W = x(.65) + y(.35) + z(.15)
x = chance of a steal
y = chance Howard takes one
z = chance Howard scores two
We know Burtnyk’s hit results in a likelihood of 35%, set W = .35
.35 = x(.65) + y(.35) + z(.15)Let’s choose a value for y and solve for x.
We estimate y = .3. That is, Howard will score one 30% of the time
Z = 1 – (x + y) = .7 – x
.35 = x(.65) + .3(.35) + (.7-x)(.15)X = 28%
Conclusion, if Burtnyk believes Howard will likely take one 30% of the time, he needs to be successful with a steal > 28% in order to attempt the draw. If he actually believes Howard may only score a single half the time, it drops to 20%. If instead you assume no single and either a steal or a deuce, he must be successful stealing > 40%. Ultimately there are many factors, amount of curl and length of guard being most critical.
I found it interesting that, debating whether or not to attempt a steal is an unclear decision. Meanwhile, the very capable commentating team of Mike and Joan (ranking above their TSN counterparts, in my humble opinion) were instead focused on Burtnyk possibly drawing to the back or playing a roll in order to force Howard to one. As we’ve pointed out above, this decision has no statistical impact!
6th End – Howard’s Last Rock
On Howard’s final stone, assuming Burtnyk’s rock was easily accessibly, should he draw for one or blank the end? As we’ve stated above, mathematically there is no difference. Ice conditions, your opponent and other factors would likely come into play.

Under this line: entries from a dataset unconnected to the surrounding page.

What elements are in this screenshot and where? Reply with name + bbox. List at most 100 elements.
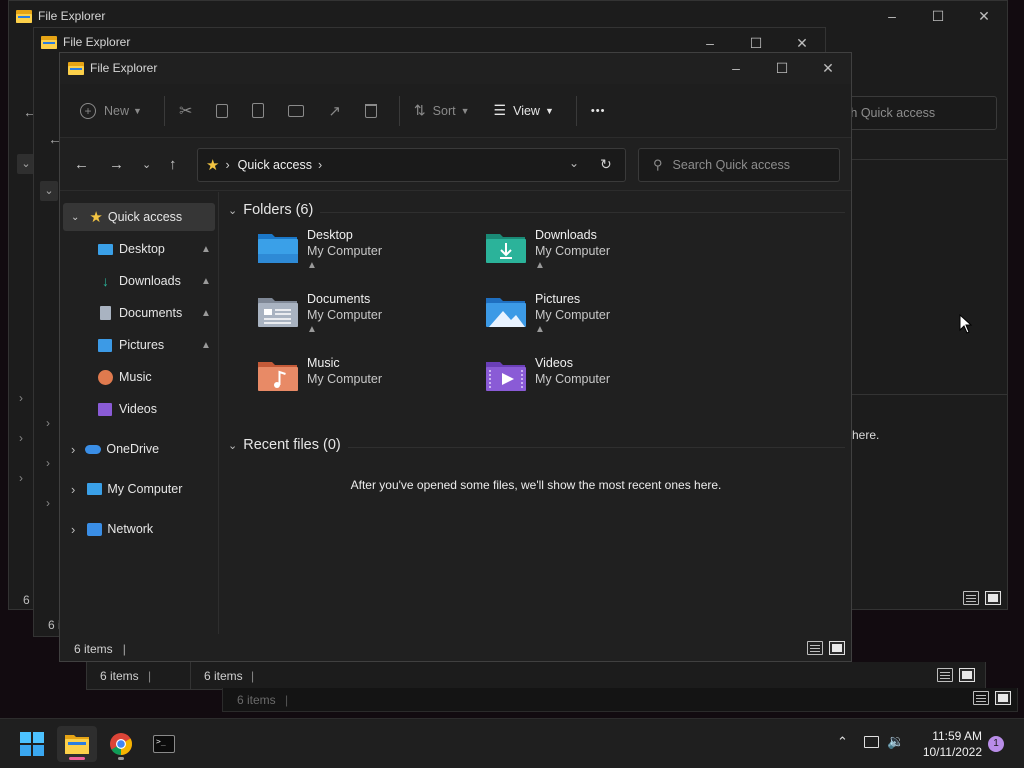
- nav-label: My Computer: [107, 482, 183, 496]
- volume-icon[interactable]: 🔉: [887, 733, 904, 750]
- up-arrow-icon[interactable]: ↑: [169, 156, 177, 173]
- network-icon: [87, 522, 103, 536]
- folder-tile-desktop[interactable]: Desktop My Computer ▲: [257, 228, 477, 288]
- folder-name: Desktop: [307, 228, 353, 242]
- network-icon[interactable]: [864, 736, 879, 748]
- clock[interactable]: 11:59 AM 10/11/2022: [912, 728, 982, 760]
- nav-item-my-computer[interactable]: › My Computer: [63, 475, 215, 503]
- forward-arrow-icon[interactable]: →: [109, 156, 124, 173]
- nav-item-quick-access[interactable]: ⌄ ★ Quick access: [63, 203, 215, 231]
- tiles-view-icon[interactable]: [995, 691, 1011, 705]
- clock-time: 11:59 AM: [932, 729, 982, 743]
- search-box-back[interactable]: rch Quick access: [835, 96, 997, 130]
- taskbar-chrome[interactable]: [101, 726, 141, 762]
- expand-chevron-icon[interactable]: ›: [46, 496, 50, 510]
- nav-label: Videos: [119, 402, 157, 416]
- nav-item-downloads[interactable]: ↓ Downloads ▲: [98, 267, 215, 295]
- nav-item-videos[interactable]: Videos: [98, 395, 215, 423]
- chrome-icon: [110, 733, 132, 755]
- search-input[interactable]: [672, 158, 823, 172]
- minimize-button[interactable]: –: [713, 53, 759, 83]
- start-button[interactable]: [12, 726, 52, 762]
- view-label: View: [513, 103, 540, 118]
- rename-button[interactable]: [280, 95, 312, 127]
- search-icon: ⚲: [653, 157, 663, 172]
- recent-files-section-header[interactable]: ⌄ Recent files (0): [228, 437, 341, 453]
- refresh-icon[interactable]: ↻: [600, 156, 612, 173]
- new-button[interactable]: + New ▼: [72, 95, 150, 127]
- close-button[interactable]: ✕: [961, 1, 1007, 31]
- delete-button[interactable]: [357, 95, 385, 127]
- taskbar-terminal[interactable]: >_: [144, 726, 184, 762]
- sort-label: Sort: [432, 103, 456, 118]
- view-button[interactable]: ☰ View ▼: [486, 95, 562, 127]
- breadcrumb-quick-access[interactable]: Quick access: [238, 158, 312, 172]
- command-bar: + New ▼ ✂ ↗ ⇅ Sort ▼ ☰ View ▼ •••: [60, 84, 851, 138]
- nav-item-onedrive[interactable]: › OneDrive: [63, 435, 215, 463]
- folder-tile-videos[interactable]: Videos My Computer: [485, 356, 705, 416]
- videos-folder-icon: [486, 362, 526, 391]
- nav-item-pictures[interactable]: Pictures ▲: [98, 331, 215, 359]
- divider: [852, 394, 1007, 395]
- expand-chevron-icon[interactable]: ›: [46, 456, 50, 470]
- expand-chevron-icon[interactable]: ›: [46, 416, 50, 430]
- status-items: 6 items: [204, 669, 243, 683]
- maximize-button[interactable]: ☐: [759, 53, 805, 83]
- more-options-button[interactable]: •••: [583, 95, 614, 127]
- nav-item-desktop[interactable]: Desktop ▲: [98, 235, 215, 263]
- details-view-icon[interactable]: [963, 591, 979, 605]
- minimize-button[interactable]: –: [869, 1, 915, 31]
- folder-tile-music[interactable]: Music My Computer: [257, 356, 477, 416]
- folder-tile-documents[interactable]: Documents My Computer ▲: [257, 292, 477, 352]
- nav-item-music[interactable]: Music: [98, 363, 215, 391]
- sort-button[interactable]: ⇅ Sort ▼: [406, 95, 478, 127]
- folder-location: My Computer: [535, 308, 611, 322]
- computer-icon: [87, 483, 103, 495]
- maximize-button[interactable]: ☐: [915, 1, 961, 31]
- copy-button[interactable]: [208, 95, 236, 127]
- cut-button[interactable]: ✂: [171, 95, 200, 127]
- details-view-icon[interactable]: [973, 691, 989, 705]
- address-bar[interactable]: ★ › Quick access › ⌄ ↻: [197, 148, 626, 182]
- nav-item-documents[interactable]: Documents ▲: [98, 299, 215, 327]
- expand-chevron-icon[interactable]: ›: [19, 431, 23, 445]
- pin-icon: ▲: [307, 260, 317, 271]
- tiles-view-icon[interactable]: [829, 641, 845, 655]
- nav-item-network[interactable]: › Network: [63, 515, 215, 543]
- share-button[interactable]: ↗: [320, 95, 349, 127]
- active-indicator: [69, 757, 85, 760]
- tiles-view-icon[interactable]: [985, 591, 1001, 605]
- paste-button[interactable]: [244, 95, 272, 127]
- details-view-icon[interactable]: [807, 641, 823, 655]
- pin-icon: ▲: [307, 324, 317, 335]
- folders-section-header[interactable]: ⌄ Folders (6): [228, 202, 313, 218]
- details-view-icon[interactable]: [937, 668, 953, 682]
- recent-locations-chevron-icon[interactable]: ⌄: [142, 158, 151, 171]
- navigation-pane: ⌄ ★ Quick access Desktop ▲ ↓ Downloads ▲…: [60, 192, 219, 634]
- nav-label: Downloads: [119, 274, 181, 288]
- caption-buttons: – ☐ ✕: [713, 53, 851, 83]
- chevron-down-icon: ⌄: [228, 204, 238, 217]
- status-items: 6 items: [237, 693, 276, 707]
- notification-badge[interactable]: 1: [988, 736, 1004, 752]
- folder-tile-pictures[interactable]: Pictures My Computer ▲: [485, 292, 705, 352]
- copy-icon: [216, 103, 229, 118]
- nav-label: Desktop: [119, 242, 165, 256]
- pictures-folder-icon: [486, 298, 526, 327]
- content-area: ⌄ Folders (6) Desktop My Computer ▲ Down…: [220, 192, 851, 634]
- taskbar-file-explorer[interactable]: [57, 726, 97, 762]
- folder-tile-downloads[interactable]: Downloads My Computer ▲: [485, 228, 705, 288]
- back-arrow-icon[interactable]: ←: [74, 156, 89, 173]
- window-title: File Explorer: [63, 35, 131, 49]
- expand-chevron-icon[interactable]: ›: [19, 471, 23, 485]
- show-hidden-icons-chevron-icon[interactable]: ⌃: [837, 734, 848, 750]
- nav-label: Documents: [119, 306, 183, 320]
- chevron-down-icon: ▼: [133, 105, 142, 116]
- close-button[interactable]: ✕: [805, 53, 851, 83]
- collapse-chevron-icon[interactable]: ⌄: [40, 181, 58, 201]
- search-box[interactable]: ⚲: [638, 148, 840, 182]
- address-dropdown-icon[interactable]: ⌄: [569, 156, 579, 170]
- expand-chevron-icon[interactable]: ›: [19, 391, 23, 405]
- breadcrumb-separator[interactable]: ›: [318, 158, 322, 172]
- tiles-view-icon[interactable]: [959, 668, 975, 682]
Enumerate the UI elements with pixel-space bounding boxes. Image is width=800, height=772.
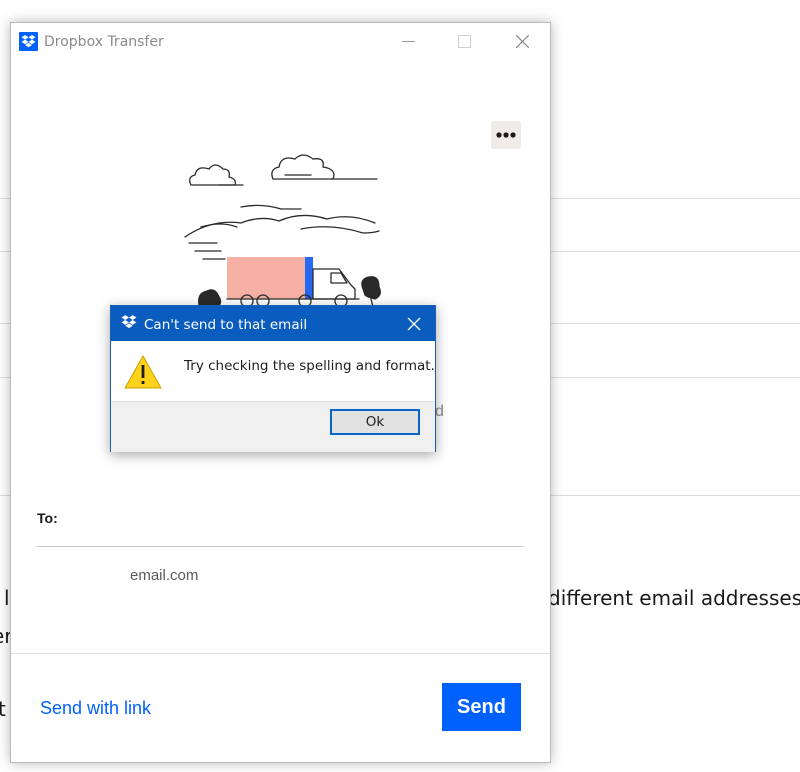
close-window-button[interactable]	[506, 27, 538, 55]
window-title: Dropbox Transfer	[44, 34, 164, 50]
send-with-link-button[interactable]: Send with link	[40, 698, 151, 719]
error-dialog: Can't send to that email Try checking th…	[110, 305, 436, 452]
recipient-email-chip[interactable]: email.com	[130, 567, 198, 584]
maximize-button[interactable]	[448, 27, 480, 55]
close-icon	[407, 317, 421, 331]
maximize-icon	[458, 35, 471, 48]
dialog-close-button[interactable]	[405, 315, 423, 333]
more-options-button[interactable]	[491, 121, 521, 149]
ellipsis-icon	[496, 132, 516, 138]
close-icon	[516, 35, 529, 48]
background-text-fragment: l	[4, 586, 10, 610]
warning-icon	[124, 354, 162, 389]
delivery-truck-illustration	[184, 154, 386, 312]
background-text-different-emails: different email addresses	[548, 586, 800, 610]
footer-divider	[11, 653, 550, 654]
send-button[interactable]: Send	[442, 683, 521, 731]
dropbox-logo-icon	[19, 32, 38, 51]
minimize-button[interactable]	[392, 27, 424, 55]
dialog-title: Can't send to that email	[144, 317, 308, 333]
dialog-footer: Ok	[111, 401, 435, 452]
ok-button[interactable]: Ok	[330, 409, 420, 435]
dropbox-logo-icon	[121, 315, 137, 329]
to-label: To:	[37, 510, 58, 526]
recipient-field-underline	[37, 546, 523, 547]
obscured-text: d	[435, 403, 444, 420]
dialog-body: Try checking the spelling and format.	[111, 341, 435, 401]
background-text-fragment: t	[0, 697, 6, 721]
dialog-message: Try checking the spelling and format.	[184, 358, 435, 374]
window-titlebar[interactable]: Dropbox Transfer	[11, 23, 550, 59]
dialog-titlebar[interactable]: Can't send to that email	[111, 306, 435, 341]
minimize-icon	[402, 41, 415, 42]
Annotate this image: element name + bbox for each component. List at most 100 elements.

I would be tempted to blank, but the decision is not as clear as some might suspect. Many teams could choose to draw for one and they may very well be correct. If your team can hit well and possibly clear the mess your opponent is likely to create in the 7th end, increasing potential for a blank in the 7th, blanking the 6th end might be your preference. If your team prefers aggression and is more comfortable forcing the issue without hammer, by all means take 1 in the 6th and attack in 7. Also, you may asses your opponent is stronger with hammer and would prefer to keep it. Or the opposite may be true, and their ability to set-up an end without hammer may be something you wish to avoid.
7th End – Playing the Blank with 7 rocks to go
In the 7th end, Burtnyk was faced with another interesting decision. One down with hammer and a corner guard. No other rocks in play. Third’s first stone. Rather than attempt a deuce (and risk being held to one or surrender a steal) they chose to peel and play for a blank.
Blank results in Burtnyk being one down with hammer and one end remaining.
W = 38%
How often would Burtnyk need to score a deuce in order to attempt a draw, rather than blank?
Let’s assume that if they attempt a draw around the corner, a steal or blank will not occur. Either Burtnyk is forced to a single or he scored a deuce.
x = Burtnyk takes 1
y = Burtnyk takes 2
.38 = x(.26) + y(.62)x = 1 – y
.38 = (1-y)(.26) + (y)(.62)y = 35%
Burtnyk will have to score a deuce greater than 35% of the time for the draw (rather than peel) to be correct. Some of our recent analysis indicates that top teams in fact win slightly more than 74% when tied in the final end. Combine this with some small chance of a steal, Burtnyk would need even greater confidence in his chances to score two.
Whew! That’s it for this month. Congrats and good wishes to Team Pahl (Alberta) and Team Lobel (Ontario) in qualifying for their respective provincials. And good luck to all readers of Curl with Math, whether you are chasing your first or fourteenth Purple Heart.